The more time I spend around crypto, the more it becomes clear that trust is usually the hardest thing to scale. Moving value across networks is one problem. Verifying whether information or computation is actually reliable is another. Lately, I’ve been noticing that AI is running into a very similar limitation, and it makes me think more seriously about where this whole industry is heading.
What caught my attention with OpenGradient is that it focuses on a part of AI that most discussions tend to ignore. We usually talk about models—bigger models, faster models, smarter models. But what happens behind the scenes is often treated as a black box. That’s fine for casual use, but if AI starts getting used in areas like finance automation, trading, or high-stakes decision-making, then just getting an answer won’t be enough. People will also want proof of how that answer was produced and whether it can be verified.

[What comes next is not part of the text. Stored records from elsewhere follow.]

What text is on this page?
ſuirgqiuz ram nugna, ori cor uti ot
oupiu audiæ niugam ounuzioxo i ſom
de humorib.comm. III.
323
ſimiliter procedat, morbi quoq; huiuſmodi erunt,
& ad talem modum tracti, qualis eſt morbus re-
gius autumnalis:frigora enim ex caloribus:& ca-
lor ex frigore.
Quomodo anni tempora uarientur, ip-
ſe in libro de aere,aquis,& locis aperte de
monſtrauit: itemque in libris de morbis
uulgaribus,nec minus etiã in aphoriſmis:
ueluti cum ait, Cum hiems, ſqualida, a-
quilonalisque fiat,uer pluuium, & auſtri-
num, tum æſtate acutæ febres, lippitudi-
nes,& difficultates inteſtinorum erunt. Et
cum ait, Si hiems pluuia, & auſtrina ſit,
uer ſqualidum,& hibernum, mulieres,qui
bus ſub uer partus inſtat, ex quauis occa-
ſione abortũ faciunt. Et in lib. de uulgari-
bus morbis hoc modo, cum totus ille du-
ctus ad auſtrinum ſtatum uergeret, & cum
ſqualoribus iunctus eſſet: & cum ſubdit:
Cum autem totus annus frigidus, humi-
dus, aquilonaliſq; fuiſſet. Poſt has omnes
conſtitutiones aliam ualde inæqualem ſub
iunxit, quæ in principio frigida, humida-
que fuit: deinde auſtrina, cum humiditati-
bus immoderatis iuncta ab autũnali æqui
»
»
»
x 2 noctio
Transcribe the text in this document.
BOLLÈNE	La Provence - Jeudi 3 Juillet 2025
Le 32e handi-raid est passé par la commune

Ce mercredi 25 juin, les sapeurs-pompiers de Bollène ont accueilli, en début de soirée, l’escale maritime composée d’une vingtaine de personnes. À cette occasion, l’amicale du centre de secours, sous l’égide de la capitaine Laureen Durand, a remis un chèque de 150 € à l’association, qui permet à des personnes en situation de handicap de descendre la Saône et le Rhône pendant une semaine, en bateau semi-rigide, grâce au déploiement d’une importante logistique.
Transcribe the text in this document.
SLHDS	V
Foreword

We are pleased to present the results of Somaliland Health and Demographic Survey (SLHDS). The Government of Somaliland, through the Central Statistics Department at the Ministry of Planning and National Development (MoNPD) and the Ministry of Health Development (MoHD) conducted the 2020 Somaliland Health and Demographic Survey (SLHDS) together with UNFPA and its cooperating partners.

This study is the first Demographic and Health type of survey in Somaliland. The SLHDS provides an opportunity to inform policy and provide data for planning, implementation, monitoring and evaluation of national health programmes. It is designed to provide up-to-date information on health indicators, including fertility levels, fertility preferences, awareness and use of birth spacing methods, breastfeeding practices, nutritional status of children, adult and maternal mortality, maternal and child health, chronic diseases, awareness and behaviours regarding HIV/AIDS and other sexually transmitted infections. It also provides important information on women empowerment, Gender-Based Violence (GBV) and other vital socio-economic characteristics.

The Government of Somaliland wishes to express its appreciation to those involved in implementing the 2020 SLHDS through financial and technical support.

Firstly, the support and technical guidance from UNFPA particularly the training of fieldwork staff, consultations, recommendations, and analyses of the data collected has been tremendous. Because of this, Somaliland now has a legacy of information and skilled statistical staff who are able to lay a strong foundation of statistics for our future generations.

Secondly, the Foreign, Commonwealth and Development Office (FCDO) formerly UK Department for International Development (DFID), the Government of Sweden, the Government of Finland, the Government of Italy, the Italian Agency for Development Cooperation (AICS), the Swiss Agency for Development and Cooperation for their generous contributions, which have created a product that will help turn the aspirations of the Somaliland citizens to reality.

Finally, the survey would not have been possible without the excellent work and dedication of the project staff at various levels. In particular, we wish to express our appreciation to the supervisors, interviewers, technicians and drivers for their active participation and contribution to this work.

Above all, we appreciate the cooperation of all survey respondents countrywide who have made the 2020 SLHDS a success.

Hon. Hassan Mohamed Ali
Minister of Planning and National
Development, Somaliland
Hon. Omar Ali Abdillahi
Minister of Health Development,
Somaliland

I remember how transparency became one of the core ideas behind blockchain adoption. At first, the idea that anyone could independently verify activity on a network felt unusual. Over time, it became expected. Now it feels almost natural. It makes me wonder whether AI is slowly moving toward a similar shift, where verification becomes just as important as performance.
What makes OpenGradient interesting is the attempt to combine inference and verification within decentralized infrastructure. That raises questions I don’t have clear answers to yet. For example: can trust be designed as a built-in property of AI systems, instead of something users are simply expected to assume?
I’m still observing how this space develops. The pace of progress is fast, but the projects that keep drawing my attention are usually the ones that focus not just on capability, but on how trust can scale alongside it.